Petrus Plancius

(1552 - 1622)

Petrus Plancius, or Pieter Platevoet (Flatfoot), was deeply religious, a keen scientist, and a proselytizer of both disciplines, he was known to “frequently climb into the pulpit without having properly prepared [his] sermon,… switch then to subjects which have nothing to do with religion,… talk as a geographer about the Indies and the New World, or discuss the stars…” (Cunaeus of Leiden). Plancius was an avowed Protestant, and from 1576 followed the life of an itinerant preacher in I576, but settled in Brussels in 1578, and became a recalcitrant Calvinist. In 1585, when Alexander Farnese, duke of Parma, took control of the city, Plancius, along with many other Protestants and intellectuals, was obliged to flee to Amsterdam, where he remained for the rest of his life.

As a result of his keen interest in historical and theological geography, Plancius’s first work as a cartographer was to prepare five maps for the Dutch Bible of 1590. One of these maps, his double-page world map, Orbis Terrarum Typus De Integro Multis In Locis Emendatus auctore Petro Plancio 1594, was not included in the bible, but eventually issued separately. It shows the four possible sailing routes to the lucrative markets in Southeast Asia. In the meantime, in 1592, Cornelis Claesz had published a monumental version of Plancius’s world map, engraved on twelve sheets, Nova et exacta terrarum orbis tabula geograpbica ac hydro-graphica, known only in two examples, one dated 1594 with a few corrections. Claesz was granted a privilege to publish the map for twenty years, and petitioned for a similar privilege to publish twenty-five additional maps which Plancius had obtained from Bartolomeo de Lasso, cosmographer to the King of Spain.

This windfall of previously secret information about sailing routes to the East and West Indies was augmented by a significant cache of Portuguese information and maps obtained, with Plancius’s encouragement, by the De Houtman brothers, Cornelius and Frederick, on a secret mission to Lisbon; and from accounts provided by Jan Huygen van Linschoten, who returned from Goa in September of 1592. A Dutch venture to the East Indies was now possible.
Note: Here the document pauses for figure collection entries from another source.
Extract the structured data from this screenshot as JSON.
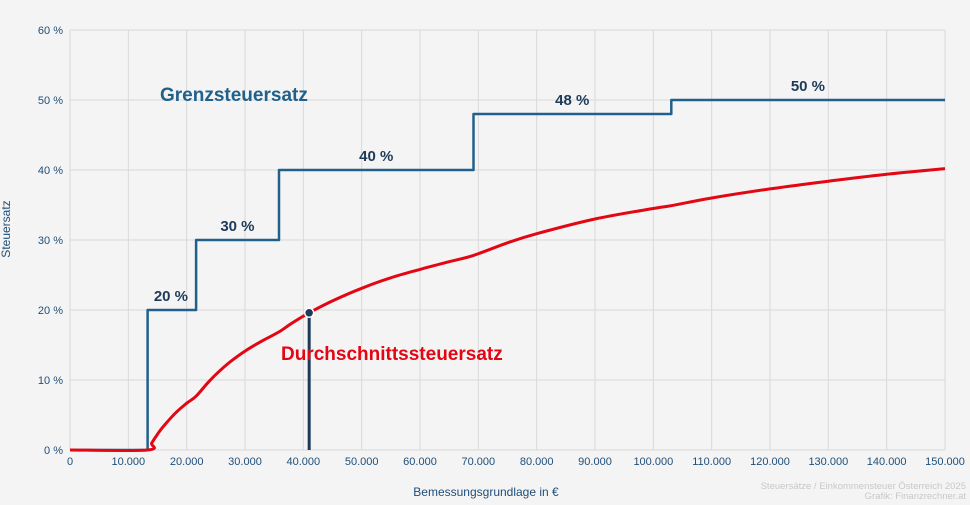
{
  "chart_data": {
    "type": "line",
    "xlabel": "Bemessungsgrundlage in €",
    "ylabel": "Steuersatz",
    "xlim": [
      0,
      150000
    ],
    "ylim": [
      0,
      60
    ],
    "x_ticks": [
      0,
      10000,
      20000,
      30000,
      40000,
      50000,
      60000,
      70000,
      80000,
      90000,
      100000,
      110000,
      120000,
      130000,
      140000,
      150000
    ],
    "x_tick_labels": [
      "0",
      "10.000",
      "20.000",
      "30.000",
      "40.000",
      "50.000",
      "60.000",
      "70.000",
      "80.000",
      "90.000",
      "100.000",
      "110.000",
      "120.000",
      "130.000",
      "140.000",
      "150.000"
    ],
    "y_ticks": [
      0,
      10,
      20,
      30,
      40,
      50,
      60
    ],
    "y_tick_labels": [
      "0 %",
      "10 %",
      "20 %",
      "30 %",
      "40 %",
      "50 %",
      "60 %"
    ],
    "grid": true,
    "series": [
      {
        "name": "Grenzsteuersatz",
        "color": "#22608c",
        "step": true,
        "x": [
          0,
          13308,
          13308,
          21617,
          21617,
          35836,
          35836,
          69166,
          69166,
          103072,
          103072,
          150000
        ],
        "y": [
          0,
          0,
          20,
          20,
          30,
          30,
          40,
          40,
          48,
          48,
          50,
          50
        ],
        "step_labels": [
          {
            "x": 17300,
            "y": 20,
            "text": "20 %"
          },
          {
            "x": 28700,
            "y": 30,
            "text": "30 %"
          },
          {
            "x": 52500,
            "y": 40,
            "text": "40 %"
          },
          {
            "x": 86100,
            "y": 48,
            "text": "48 %"
          },
          {
            "x": 126500,
            "y": 50,
            "text": "50 %"
          }
        ]
      },
      {
        "name": "Durchschnittssteuersatz",
        "color": "#e30613",
        "step": false,
        "x": [
          0,
          13308,
          14000,
          15000,
          16000,
          18000,
          20000,
          21617,
          24000,
          27000,
          30000,
          33000,
          35836,
          38000,
          41000,
          45000,
          50000,
          55000,
          60000,
          65000,
          69166,
          75000,
          80000,
          90000,
          100000,
          103072,
          110000,
          120000,
          130000,
          140000,
          150000
        ],
        "y": [
          0,
          0,
          0.99,
          2.26,
          3.36,
          5.21,
          6.69,
          7.69,
          9.95,
          12.29,
          14.13,
          15.62,
          16.87,
          18.1,
          19.6,
          21.3,
          23.1,
          24.6,
          25.8,
          26.9,
          27.8,
          29.6,
          30.9,
          33.0,
          34.5,
          34.9,
          36.0,
          37.3,
          38.4,
          39.4,
          40.2
        ]
      }
    ],
    "marker": {
      "x": 41000,
      "y": 19.6
    },
    "credits": [
      "Steuersätze / Einkommensteuer Österreich 2025",
      "Grafik: Finanzrechner.at"
    ]
  }
}
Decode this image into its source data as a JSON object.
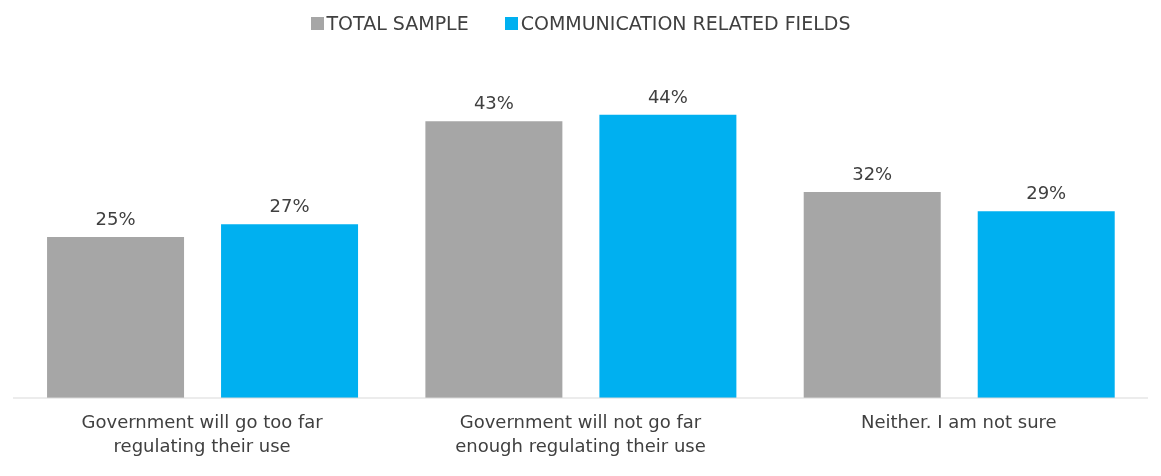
{
  "chart_data": {
    "type": "bar",
    "categories": [
      "Government will go too far regulating their use",
      "Government will not go far enough regulating their use",
      "Neither. I am not sure"
    ],
    "series": [
      {
        "name": "TOTAL SAMPLE",
        "color": "#a6a6a6",
        "values": [
          25,
          43,
          32
        ],
        "value_labels": [
          "25%",
          "43%",
          "32%"
        ]
      },
      {
        "name": "COMMUNICATION RELATED FIELDS",
        "color": "#00b0f0",
        "values": [
          27,
          44,
          29
        ],
        "value_labels": [
          "27%",
          "44%",
          "29%"
        ]
      }
    ],
    "legend": "top"
  }
}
Plancius became closely involved in equipping the expeditions with charts and navigational instructions, and took it upon himself to personally train the pilots. His instructions for the Eerste Schipvaart – First Voyage – on how to reach the East Indies are included in a surviving manuscript example of his Memorie…, dated 1594/95. Plancius also compiled his Insulae Moluccae celeberrimæ,… (1594), a comprehensive chart of the East Indies, that improved significantly on its predecessors. Subsequently Plancius’s interest in the Dutch exploration of Southeast Asia was formalized: he was an original investor in the VOC, and became their first hydrographer.

It was not just navigational charts of the sea routes that voyages to the East Indies required; and at the time, there were no comprehensive, or reliable, charts of the southern stars to guide the sailors, although Plancius had himself produced a celestial globe in 1589 which had included a depiction of the Southern Cross. So, Plancius commissioned a pilot, Pieter Dirkz Keyser to record the position of as many stars as he could on the first voyage. Although Keyser died at sea in 1596 before his return, he was able to record about one hundred and thirty stars alongside his colleague Frederick de Houtman, and the records reached Plancius when the surviving voyagers returned. Plancius took these new discoveries and divided the stars into twelve new southern constellations, which mostly referred to animals and subjects described in natural history books and travellers’ journals of his day. Nine years later, Plancius introduced eight more constellations on another celestial globe of 1612. Most of these constellations were not adopted by other cartographers or astronomers, but two of them survive in modern skies: Monoceros (the Unicorn), and Camelopardalis (Giraffe). Plancius can be attributed with the authorship of fifteen constellations, out of the eighty-eight that are now accepted by astronomers.